Where do the files go if you mount a drive to a folder that already contains files?
Just "shadowed" and will be there again when unmounted. :)
In fact the files are "there" intact and if you need to reach them right away, w/o unmounting, this can be worked-around with so-called bind
mount:
mount --bind /Original/FS/Mount/Point /Somewhere/Else
It works (so) because when you ask kernel to mount a filesystem to some mountpoint, kernel treats that mountpoint as a "view port" to filesystem you're mounting, so it's expected you shall see mounted FS content there.
But this is not the only way how those FSes "layers" can be combined to single view. There's so called "union mount" approach (it's funny to know that this "a central concept in Plan 9", BTW). On Linux you could use Aufs, which never made its way into mainline kernel, or, currently (since 3.18), OverlayFS — it did.

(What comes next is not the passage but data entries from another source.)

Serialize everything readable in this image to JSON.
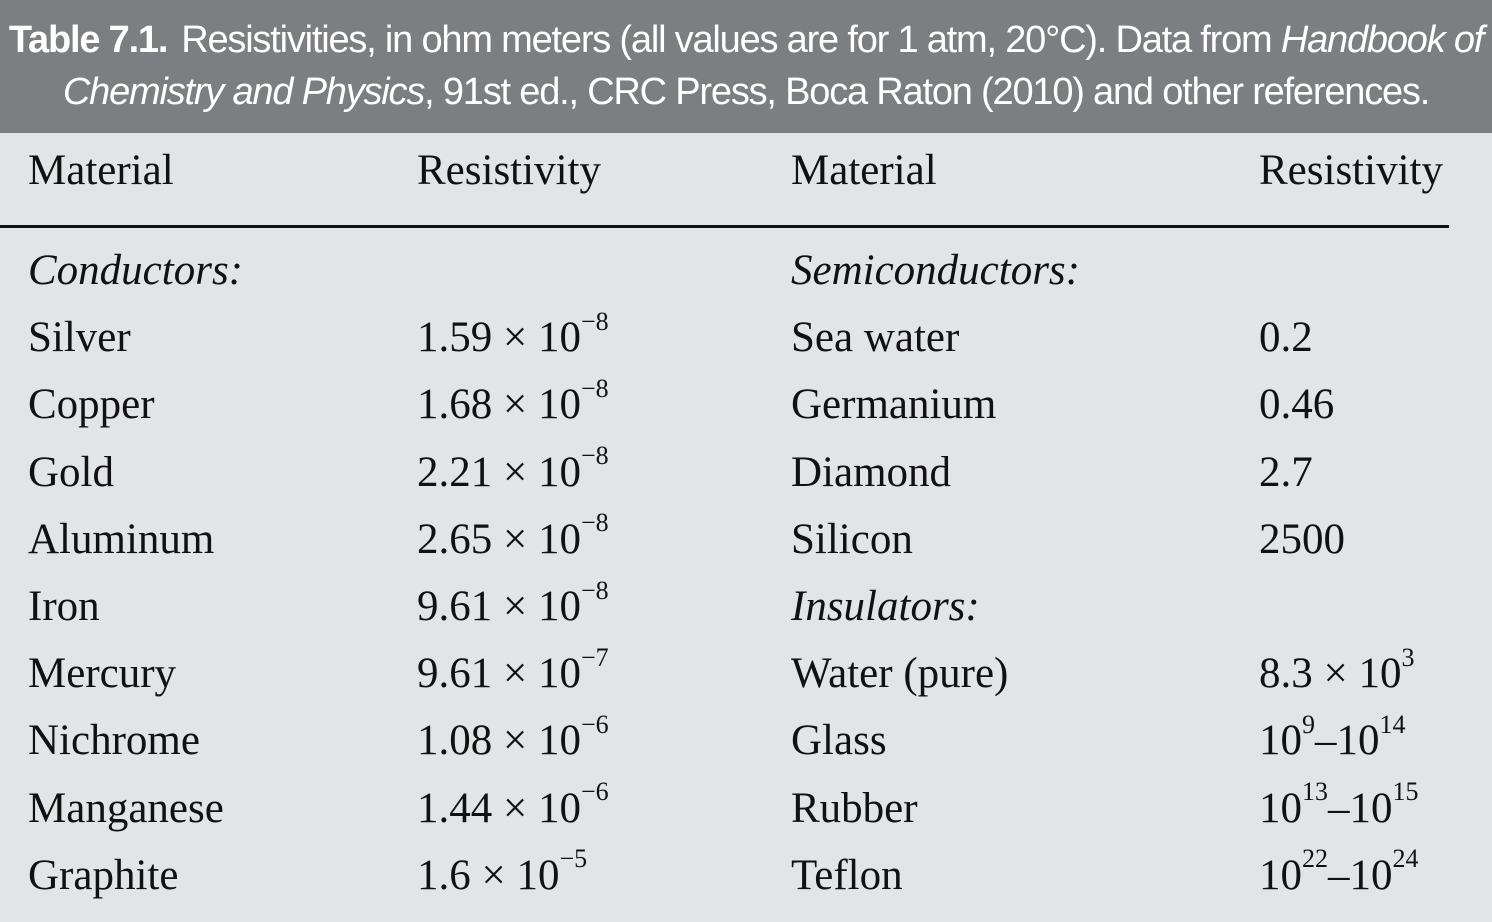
{
  "caption": {
    "label": "Table 7.1.",
    "text_before": "Resistivities, in ohm meters (all values are for 1 atm, 20°C). Data from ",
    "italic_1": "Handbook of",
    "italic_2": "Chemistry and Physics",
    "text_after": ", 91st ed., CRC Press, Boca Raton (2010) and other references."
  },
  "headers": {
    "material_left": "Material",
    "resistivity_left": "Resistivity",
    "material_right": "Material",
    "resistivity_right": "Resistivity"
  },
  "sections": {
    "conductors": "Conductors:",
    "semiconductors": "Semiconductors:",
    "insulators": "Insulators:"
  },
  "conductors": [
    {
      "material": "Silver",
      "mantissa": "1.59 × 10",
      "exp": "−8"
    },
    {
      "material": "Copper",
      "mantissa": "1.68 × 10",
      "exp": "−8"
    },
    {
      "material": "Gold",
      "mantissa": "2.21 × 10",
      "exp": "−8"
    },
    {
      "material": "Aluminum",
      "mantissa": "2.65 × 10",
      "exp": "−8"
    },
    {
      "material": "Iron",
      "mantissa": "9.61 × 10",
      "exp": "−8"
    },
    {
      "material": "Mercury",
      "mantissa": "9.61 × 10",
      "exp": "−7"
    },
    {
      "material": "Nichrome",
      "mantissa": "1.08 × 10",
      "exp": "−6"
    },
    {
      "material": "Manganese",
      "mantissa": "1.44 × 10",
      "exp": "−6"
    },
    {
      "material": "Graphite",
      "mantissa": "1.6 × 10",
      "exp": "−5"
    }
  ],
  "semiconductors": [
    {
      "material": "Sea water",
      "value": "0.2"
    },
    {
      "material": "Germanium",
      "value": "0.46"
    },
    {
      "material": "Diamond",
      "value": "2.7"
    },
    {
      "material": "Silicon",
      "value": "2500"
    }
  ],
  "insulators": [
    {
      "material": "Water (pure)",
      "base1": "8.3 × 10",
      "exp1": "3",
      "sep": "",
      "base2": "",
      "exp2": ""
    },
    {
      "material": "Glass",
      "base1": "10",
      "exp1": "9",
      "sep": "–",
      "base2": "10",
      "exp2": "14"
    },
    {
      "material": "Rubber",
      "base1": "10",
      "exp1": "13",
      "sep": "–",
      "base2": "10",
      "exp2": "15"
    },
    {
      "material": "Teflon",
      "base1": "10",
      "exp1": "22",
      "sep": "–",
      "base2": "10",
      "exp2": "24"
    }
  ]
}
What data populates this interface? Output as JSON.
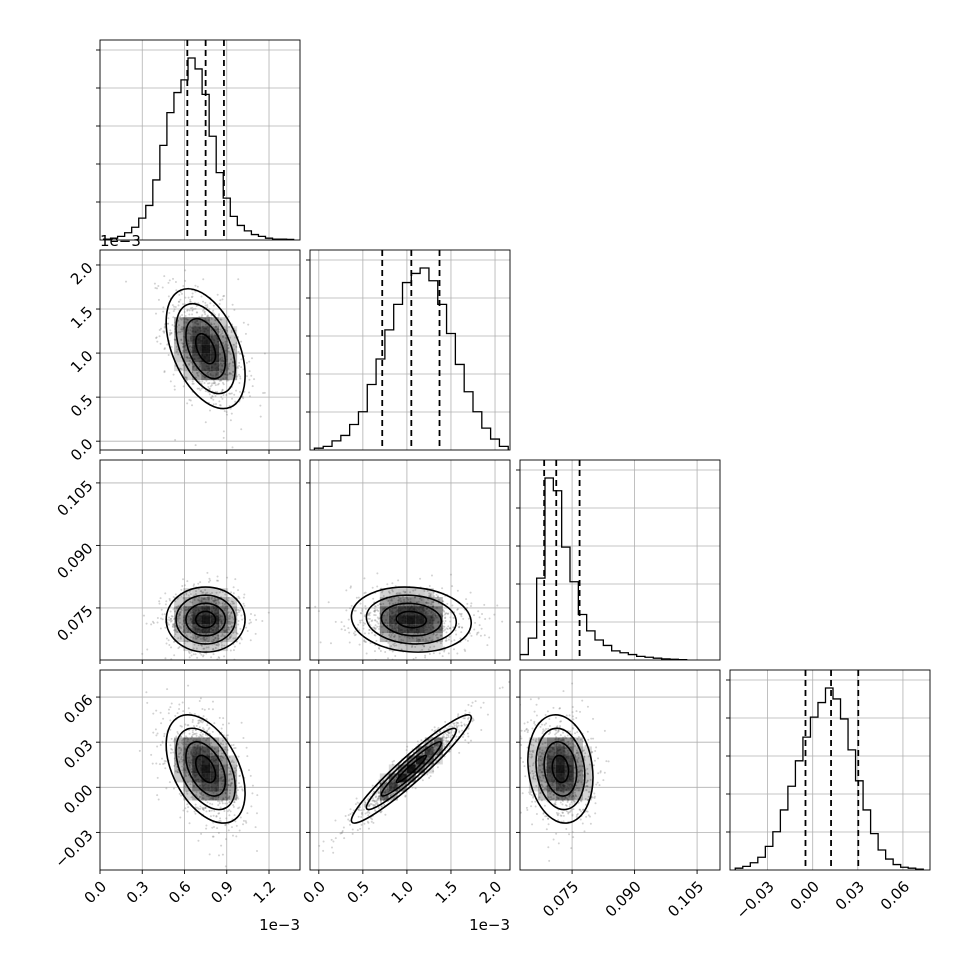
{
  "chart_data": {
    "type": "corner",
    "params": [
      {
        "range": [
          0,
          0.00142
        ],
        "ticks": [
          0.0,
          0.3,
          0.6,
          0.9,
          1.2
        ],
        "tick_labels": [
          "0.0",
          "0.3",
          "0.6",
          "0.9",
          "1.2"
        ],
        "offset_text": "1e−3",
        "hist_bins": [
          5e-05,
          0.0001,
          0.00015,
          0.0002,
          0.00025,
          0.0003,
          0.00035,
          0.0004,
          0.00045,
          0.0005,
          0.00055,
          0.0006,
          0.00065,
          0.0007,
          0.00075,
          0.0008,
          0.00085,
          0.0009,
          0.00095,
          0.001,
          0.00105,
          0.0011,
          0.00115,
          0.0012,
          0.00125,
          0.0013,
          0.00135
        ],
        "hist_counts": [
          0.5,
          1,
          2,
          4,
          7,
          12,
          19,
          33,
          52,
          70,
          81,
          88,
          100,
          94,
          80,
          57,
          37,
          23,
          13,
          8,
          5,
          3,
          2,
          1,
          0.5,
          0.5,
          0.3
        ],
        "quantiles": [
          0.00062,
          0.00075,
          0.00088
        ]
      },
      {
        "range": [
          -0.0001,
          0.00217
        ],
        "ticks": [
          0.0,
          0.5,
          1.0,
          1.5,
          2.0
        ],
        "tick_labels": [
          "0.0",
          "0.5",
          "1.0",
          "1.5",
          "2.0"
        ],
        "offset_text": "1e−3",
        "hist_bins": [
          0.0,
          0.0001,
          0.0002,
          0.0003,
          0.0004,
          0.0005,
          0.0006,
          0.0007,
          0.0008,
          0.0009,
          0.001,
          0.0011,
          0.0012,
          0.0013,
          0.0014,
          0.0015,
          0.0016,
          0.0017,
          0.0018,
          0.0019,
          0.002,
          0.0021
        ],
        "hist_counts": [
          1,
          2,
          5,
          8,
          14,
          21,
          36,
          50,
          66,
          80,
          92,
          97,
          100,
          93,
          80,
          64,
          47,
          32,
          21,
          12,
          6,
          2
        ],
        "quantiles": [
          0.00072,
          0.00105,
          0.00137
        ]
      },
      {
        "range": [
          0.0625,
          0.1105
        ],
        "ticks": [
          0.075,
          0.09,
          0.105
        ],
        "tick_labels": [
          "0.075",
          "0.090",
          "0.105"
        ],
        "offset_text": "",
        "hist_bins": [
          0.0635,
          0.0655,
          0.0675,
          0.0695,
          0.0715,
          0.0735,
          0.0755,
          0.0775,
          0.0795,
          0.0815,
          0.0835,
          0.0855,
          0.0875,
          0.0895,
          0.0915,
          0.0935,
          0.0955,
          0.0975,
          0.0995,
          0.1015
        ],
        "hist_counts": [
          3,
          12,
          45,
          100,
          93,
          62,
          43,
          25,
          16,
          11,
          8,
          5,
          4,
          3,
          2,
          1.5,
          1,
          0.6,
          0.4,
          0.2
        ],
        "quantiles": [
          0.0683,
          0.0712,
          0.0768
        ]
      },
      {
        "range": [
          -0.055,
          0.078
        ],
        "ticks": [
          -0.03,
          0.0,
          0.03,
          0.06
        ],
        "tick_labels": [
          "−0.03",
          "0.00",
          "0.03",
          "0.06"
        ],
        "offset_text": "",
        "hist_bins": [
          -0.049,
          -0.044,
          -0.039,
          -0.034,
          -0.029,
          -0.024,
          -0.019,
          -0.014,
          -0.009,
          -0.004,
          0.001,
          0.006,
          0.011,
          0.016,
          0.021,
          0.026,
          0.031,
          0.036,
          0.041,
          0.046,
          0.051,
          0.056,
          0.061,
          0.066,
          0.071
        ],
        "hist_counts": [
          1,
          2,
          4,
          7,
          13,
          21,
          33,
          46,
          60,
          73,
          84,
          92,
          100,
          94,
          83,
          66,
          49,
          33,
          20,
          11,
          6,
          3,
          1.5,
          1,
          0.5
        ],
        "quantiles": [
          -0.0048,
          0.0122,
          0.0303
        ]
      }
    ],
    "pairs": [
      {
        "row": 1,
        "col": 0,
        "center": [
          0.00075,
          0.00105
        ],
        "spread": [
          0.00014,
          0.00034
        ],
        "corr": -0.45
      },
      {
        "row": 2,
        "col": 0,
        "center": [
          0.00075,
          0.0722
        ],
        "spread": [
          0.00014,
          0.0039
        ],
        "corr": 0.0
      },
      {
        "row": 2,
        "col": 1,
        "center": [
          0.00105,
          0.0722
        ],
        "spread": [
          0.00034,
          0.0039
        ],
        "corr": -0.1
      },
      {
        "row": 3,
        "col": 0,
        "center": [
          0.00075,
          0.0122
        ],
        "spread": [
          0.00014,
          0.018
        ],
        "corr": -0.45
      },
      {
        "row": 3,
        "col": 1,
        "center": [
          0.00105,
          0.0122
        ],
        "spread": [
          0.00034,
          0.018
        ],
        "corr": 0.95
      },
      {
        "row": 3,
        "col": 2,
        "center": [
          0.0722,
          0.0122
        ],
        "spread": [
          0.0039,
          0.018
        ],
        "corr": -0.15
      }
    ],
    "contour_levels_sigma": [
      0.5,
      1.0,
      1.5,
      2.0
    ],
    "grid": true,
    "colors": {
      "line": "#000000",
      "grid": "#b0b0b0",
      "scatter": "#7f7f7f",
      "density": "#000000"
    }
  }
}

The newly mounted filesystem is like an overlay which hides part of the initial filesystem. There are trick to access the files, like the bind mount as described by poige. On Linux I personally like the fact that you can mount a filesystem more than once on different mount points. So you can perfectly well mount the root filesystem on /
as well as on /mnt
. This comes in handy while debugging lost space / lost files / counting disk usage / ...
Gotcha's:
- The old files are still there and using up space. It is a common mistake to have 'missing' disk space in files hidden by a mount. E.g. when you accidentally wrote large files in a directory and at some time decided to mount a filesystem on it. E.g. accidentally starting a large database before the logging filesystem was properly mounted ...
- When a program has a file open which is subsequently hidden by a newly mounted filesystem, the program won't care about it and successfully keeps using the 'hidden' file until it closes it. From that moment, that file becomes invisible to the process until the new filesystem is unmounted and the underlying directory shows up again.